On July 21, 2025, Montenegro’s Ministry of Finance (MF) made its ninth loan repayment to China’s Exim Bank for the first section of the Bar–Boljare highway. Thanks to a hedging arrangement, the state saved €620,000 on this installment, the ministry announced.
Without the hedge, the payment would have been €33.8 million, based on the Central Bank of Montenegro’s exchange rate. However, due to the hedging, the actual payment amounted to €33.18 million. Since the start of the hedging agreement, total savings for the state budget have reached €12.6 million.

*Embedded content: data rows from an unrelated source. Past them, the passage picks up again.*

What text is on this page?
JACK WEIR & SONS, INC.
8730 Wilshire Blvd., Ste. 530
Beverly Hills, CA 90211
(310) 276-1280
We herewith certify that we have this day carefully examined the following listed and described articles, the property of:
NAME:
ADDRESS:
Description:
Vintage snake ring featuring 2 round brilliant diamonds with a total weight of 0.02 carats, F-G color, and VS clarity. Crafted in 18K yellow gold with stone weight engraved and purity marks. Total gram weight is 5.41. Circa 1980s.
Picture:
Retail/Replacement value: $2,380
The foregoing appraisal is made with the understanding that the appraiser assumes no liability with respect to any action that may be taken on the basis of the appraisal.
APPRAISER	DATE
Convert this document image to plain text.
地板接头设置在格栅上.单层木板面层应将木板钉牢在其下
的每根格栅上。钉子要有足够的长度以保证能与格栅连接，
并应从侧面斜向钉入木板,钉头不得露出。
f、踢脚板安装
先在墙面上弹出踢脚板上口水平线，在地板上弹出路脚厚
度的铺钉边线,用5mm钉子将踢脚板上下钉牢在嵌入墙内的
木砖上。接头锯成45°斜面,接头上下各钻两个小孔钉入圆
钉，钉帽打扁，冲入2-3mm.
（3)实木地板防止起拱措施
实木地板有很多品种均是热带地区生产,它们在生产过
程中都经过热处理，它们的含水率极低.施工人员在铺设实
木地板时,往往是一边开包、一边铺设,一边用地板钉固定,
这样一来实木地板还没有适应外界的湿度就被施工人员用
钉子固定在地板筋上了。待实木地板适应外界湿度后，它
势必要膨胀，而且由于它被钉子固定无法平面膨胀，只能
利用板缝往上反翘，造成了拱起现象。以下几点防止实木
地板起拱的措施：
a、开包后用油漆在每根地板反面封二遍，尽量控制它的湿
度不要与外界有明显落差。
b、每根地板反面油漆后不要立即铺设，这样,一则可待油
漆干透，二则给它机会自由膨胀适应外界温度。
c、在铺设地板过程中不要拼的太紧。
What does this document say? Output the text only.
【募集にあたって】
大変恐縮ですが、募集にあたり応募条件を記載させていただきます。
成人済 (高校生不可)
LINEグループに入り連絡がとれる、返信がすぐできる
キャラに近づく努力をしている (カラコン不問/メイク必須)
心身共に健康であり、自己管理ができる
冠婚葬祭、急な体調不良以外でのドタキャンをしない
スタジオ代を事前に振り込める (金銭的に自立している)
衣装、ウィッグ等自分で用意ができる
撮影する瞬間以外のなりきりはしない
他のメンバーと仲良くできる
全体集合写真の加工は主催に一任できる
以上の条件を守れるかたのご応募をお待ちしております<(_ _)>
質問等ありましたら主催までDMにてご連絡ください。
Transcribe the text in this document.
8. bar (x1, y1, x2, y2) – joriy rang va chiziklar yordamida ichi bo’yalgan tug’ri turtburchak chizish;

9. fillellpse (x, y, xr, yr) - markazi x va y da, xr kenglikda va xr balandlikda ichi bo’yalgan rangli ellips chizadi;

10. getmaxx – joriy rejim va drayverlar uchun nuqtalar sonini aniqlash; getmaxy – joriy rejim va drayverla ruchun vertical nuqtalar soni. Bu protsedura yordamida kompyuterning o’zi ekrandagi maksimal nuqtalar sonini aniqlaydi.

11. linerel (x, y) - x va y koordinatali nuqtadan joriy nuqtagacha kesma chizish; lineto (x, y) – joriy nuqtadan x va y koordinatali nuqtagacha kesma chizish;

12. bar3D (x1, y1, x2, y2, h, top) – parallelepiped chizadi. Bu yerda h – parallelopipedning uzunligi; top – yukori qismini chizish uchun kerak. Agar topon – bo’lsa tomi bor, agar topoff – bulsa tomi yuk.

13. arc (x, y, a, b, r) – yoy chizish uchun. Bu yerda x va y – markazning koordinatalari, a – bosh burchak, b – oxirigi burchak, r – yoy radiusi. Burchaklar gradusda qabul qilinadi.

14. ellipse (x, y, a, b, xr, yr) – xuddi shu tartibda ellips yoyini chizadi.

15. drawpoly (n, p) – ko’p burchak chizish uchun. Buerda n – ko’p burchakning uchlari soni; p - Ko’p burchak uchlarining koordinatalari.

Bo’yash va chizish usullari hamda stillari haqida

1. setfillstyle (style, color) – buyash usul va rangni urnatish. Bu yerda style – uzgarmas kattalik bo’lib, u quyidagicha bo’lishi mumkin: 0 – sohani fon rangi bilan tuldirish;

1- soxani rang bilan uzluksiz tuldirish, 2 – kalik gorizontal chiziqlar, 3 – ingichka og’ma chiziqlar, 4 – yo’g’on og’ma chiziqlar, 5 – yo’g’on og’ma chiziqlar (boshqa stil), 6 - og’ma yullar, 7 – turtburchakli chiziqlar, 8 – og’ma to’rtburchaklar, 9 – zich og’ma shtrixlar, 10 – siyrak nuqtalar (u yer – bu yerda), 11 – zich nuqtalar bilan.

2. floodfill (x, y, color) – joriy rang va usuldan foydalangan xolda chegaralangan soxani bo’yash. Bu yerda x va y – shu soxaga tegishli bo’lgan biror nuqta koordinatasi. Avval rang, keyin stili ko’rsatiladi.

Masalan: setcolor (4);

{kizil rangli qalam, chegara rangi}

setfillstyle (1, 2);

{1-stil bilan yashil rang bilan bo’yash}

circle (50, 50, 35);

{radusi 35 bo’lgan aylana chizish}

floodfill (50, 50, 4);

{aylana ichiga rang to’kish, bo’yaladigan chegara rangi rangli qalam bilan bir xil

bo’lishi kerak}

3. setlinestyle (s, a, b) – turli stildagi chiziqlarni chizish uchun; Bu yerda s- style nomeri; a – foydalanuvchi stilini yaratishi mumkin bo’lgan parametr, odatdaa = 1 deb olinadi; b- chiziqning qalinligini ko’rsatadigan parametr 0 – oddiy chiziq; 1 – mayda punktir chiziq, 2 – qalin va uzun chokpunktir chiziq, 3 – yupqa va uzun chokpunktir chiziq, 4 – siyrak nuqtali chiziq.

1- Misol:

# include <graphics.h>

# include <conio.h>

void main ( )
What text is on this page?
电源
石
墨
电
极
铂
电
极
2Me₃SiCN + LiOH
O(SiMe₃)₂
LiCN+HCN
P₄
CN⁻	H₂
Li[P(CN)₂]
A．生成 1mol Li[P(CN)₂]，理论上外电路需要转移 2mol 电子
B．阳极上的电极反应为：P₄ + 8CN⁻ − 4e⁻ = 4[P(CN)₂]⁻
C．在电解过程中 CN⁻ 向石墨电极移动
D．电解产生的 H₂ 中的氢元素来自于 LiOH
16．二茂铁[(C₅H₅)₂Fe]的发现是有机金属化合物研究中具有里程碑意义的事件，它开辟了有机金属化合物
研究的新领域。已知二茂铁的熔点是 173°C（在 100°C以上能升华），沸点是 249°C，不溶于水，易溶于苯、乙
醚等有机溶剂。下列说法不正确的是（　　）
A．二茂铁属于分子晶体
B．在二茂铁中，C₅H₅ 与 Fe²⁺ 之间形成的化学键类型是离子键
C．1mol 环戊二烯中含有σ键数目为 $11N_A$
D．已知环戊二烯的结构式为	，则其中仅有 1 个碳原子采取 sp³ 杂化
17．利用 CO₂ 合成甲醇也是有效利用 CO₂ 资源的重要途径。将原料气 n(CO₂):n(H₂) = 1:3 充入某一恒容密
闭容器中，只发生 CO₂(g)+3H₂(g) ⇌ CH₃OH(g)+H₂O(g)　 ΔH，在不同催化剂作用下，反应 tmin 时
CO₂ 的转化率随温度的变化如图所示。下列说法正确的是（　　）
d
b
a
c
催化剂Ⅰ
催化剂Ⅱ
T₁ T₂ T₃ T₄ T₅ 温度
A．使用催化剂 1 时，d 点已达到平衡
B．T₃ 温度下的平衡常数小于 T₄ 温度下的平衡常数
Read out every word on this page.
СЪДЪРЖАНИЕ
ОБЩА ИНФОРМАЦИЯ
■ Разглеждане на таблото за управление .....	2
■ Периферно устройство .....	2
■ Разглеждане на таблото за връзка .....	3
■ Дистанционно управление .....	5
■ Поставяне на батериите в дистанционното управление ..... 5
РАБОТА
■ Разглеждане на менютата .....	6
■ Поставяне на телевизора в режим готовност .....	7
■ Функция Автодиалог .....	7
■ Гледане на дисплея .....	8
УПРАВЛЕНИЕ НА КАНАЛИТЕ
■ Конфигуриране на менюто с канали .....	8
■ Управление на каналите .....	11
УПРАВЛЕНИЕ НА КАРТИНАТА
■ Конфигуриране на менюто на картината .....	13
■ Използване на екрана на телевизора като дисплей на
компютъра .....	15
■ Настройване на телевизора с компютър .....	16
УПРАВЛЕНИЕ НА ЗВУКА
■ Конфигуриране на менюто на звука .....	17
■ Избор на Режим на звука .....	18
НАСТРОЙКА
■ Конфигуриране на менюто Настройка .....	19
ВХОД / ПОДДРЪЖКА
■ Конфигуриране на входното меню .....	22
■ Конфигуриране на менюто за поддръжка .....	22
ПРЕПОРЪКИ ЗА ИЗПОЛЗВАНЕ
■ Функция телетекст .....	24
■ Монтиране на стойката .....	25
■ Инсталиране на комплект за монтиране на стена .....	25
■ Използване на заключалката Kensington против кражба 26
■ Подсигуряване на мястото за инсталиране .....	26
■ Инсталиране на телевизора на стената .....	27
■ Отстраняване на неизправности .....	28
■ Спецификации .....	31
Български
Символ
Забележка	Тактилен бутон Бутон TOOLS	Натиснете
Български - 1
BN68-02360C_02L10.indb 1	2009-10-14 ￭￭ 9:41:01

The hedging arrangement, initiated in early 2024, converted the original $754 million loan into €693.7 million at a favorable average exchange rate of 1.087 USD/EUR and at a significantly lower interest rate of 0.98%, compared to the originally contracted 2%. This measure has improved debt predictability and reduced budgetary pressure.
Looking ahead, a revised fixed interest rate of 1.46% will take effect in January 2026, still below the original borrowing cost.
Finance Minister Novica Vuković emphasized that long-term debt stability remains a priority, especially amid global economic uncertainty. He noted that hedging provides both predictability and direct budgetary savings.
The initial hedging agreement was signed in 2021, with an exit clause triggered in 2023 by the previous government, generating an additional benefit of around $64 million for the state budget at that time, due to favorable USD/EUR exchange rates.